The Corbetts are the 219 Scottish mountains Scottish hills between 2,500 and 3,000ft, with at least 500ft ascent on all sides. Less popular than the Munros, many do not have paths and are situated on very inhospitable rugged ground. They also have a wider geographic spread which means there are no days where many Corbetts can be picked off with relative ease like the Glenshiel Munros. However none of this was off-putting for Manny, who set off with partner Brenda at the wheel of a campervan loaded with a selection of bikes, and a mountain of food and midge repellent. Back up was provided by hill running buddies as well as fellow Kingussie-man John Allen (AKA Cairngorm John) who added the sail power needed for the first leg – tackling all the Corbetts on the islands from the Outer Hebrides down to Arran. The tone of the book is set early on with a literally gut-wrenching description of a debilitating case of worms for Manny and the reluctance of his fellow sailors to share these creatures with him.
10 days and a packet of worming tablets later and the challenge moves to the mainland. Although a knowledge of the geography and hills climbed would add to the enjoyment of the book, there are good maps and descriptions of wildlife and weather that all help bring the landscape to life even if you’re not already familiar with it. Although the journey was undoubtedly tough, the book is not a testosterone-fueled account of miles covered, metres ascended and bogs hopped. Instead it recounts the human story of someone who really loves the hills and manages to find time to enjoy the wilderness despite also wanting to cover as much ground as possible – on one occasion Manny watches a couple of otters at play, something many slower walkers have never experienced. Refreshingly honest, the book doesn’t hold back on descriptions of how seemingly small set backs or days of bad weather adversely affected Manny’s mood, usually taken out on his small army of running companions. The amount of food consumed throughout the 70 days is phenomenal but to be expected, what I wasn’t expecting was the copious beers and odd dram that were cracked open to celebrate pretty much each completed day – but then the challenge was sponsored by the Cairngorm Brewery so it would have been rude not to.
The inclusion of extracts from Manny’s blog and contributions from friends and followers at the time add a sense of real-time to the daily descriptions and add to the sense that the journey was not just about 1 person, in addition to building excitement as the journey unfolds. A generous selection of photos as well as introductions by Dave “Heavy” Whalley and Hamish Brown help to bring it all to life.

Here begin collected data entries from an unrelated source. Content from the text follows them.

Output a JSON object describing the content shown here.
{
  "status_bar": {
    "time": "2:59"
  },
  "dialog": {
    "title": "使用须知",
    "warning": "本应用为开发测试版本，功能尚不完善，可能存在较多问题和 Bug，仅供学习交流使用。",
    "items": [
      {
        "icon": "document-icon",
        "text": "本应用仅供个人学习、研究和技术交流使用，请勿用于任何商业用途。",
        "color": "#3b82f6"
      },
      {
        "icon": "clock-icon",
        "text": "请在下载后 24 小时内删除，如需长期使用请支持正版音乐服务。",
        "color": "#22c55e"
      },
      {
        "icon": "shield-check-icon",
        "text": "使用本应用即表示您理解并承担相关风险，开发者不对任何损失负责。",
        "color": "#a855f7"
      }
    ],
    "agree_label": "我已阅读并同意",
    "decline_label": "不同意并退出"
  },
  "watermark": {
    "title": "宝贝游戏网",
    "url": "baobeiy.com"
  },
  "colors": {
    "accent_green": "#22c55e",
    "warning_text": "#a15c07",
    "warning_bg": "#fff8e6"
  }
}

The book is genuinely laugh-out loud funny in places – encounters with homeowners grumpy about imaginary parking violations are a recurring theme – but I didn’t expect to be holding back the tears when tragedy struck on the 69th day. It really is a cracking read and inspirational too as it’s written in a fairly understated way so you really do start to think that anything is possible if you put your mind (and body) to it.
The Corbett Round written and published by Manny Gorman and available for £15 from www.mannygorman.co.uk
PS: And for those who really love statistics the round was undertaken in 70 days and included:
On foot 1,001.5 miles & 420,658ft of ascent
On bike 1,132 miles & 44,077ft of ascent
On mountain bike 276 miles & 19,373ft of ascent
Sailing approx 200 miles
There are no records of food consumed or beer drunk but those are also of awesome proportions.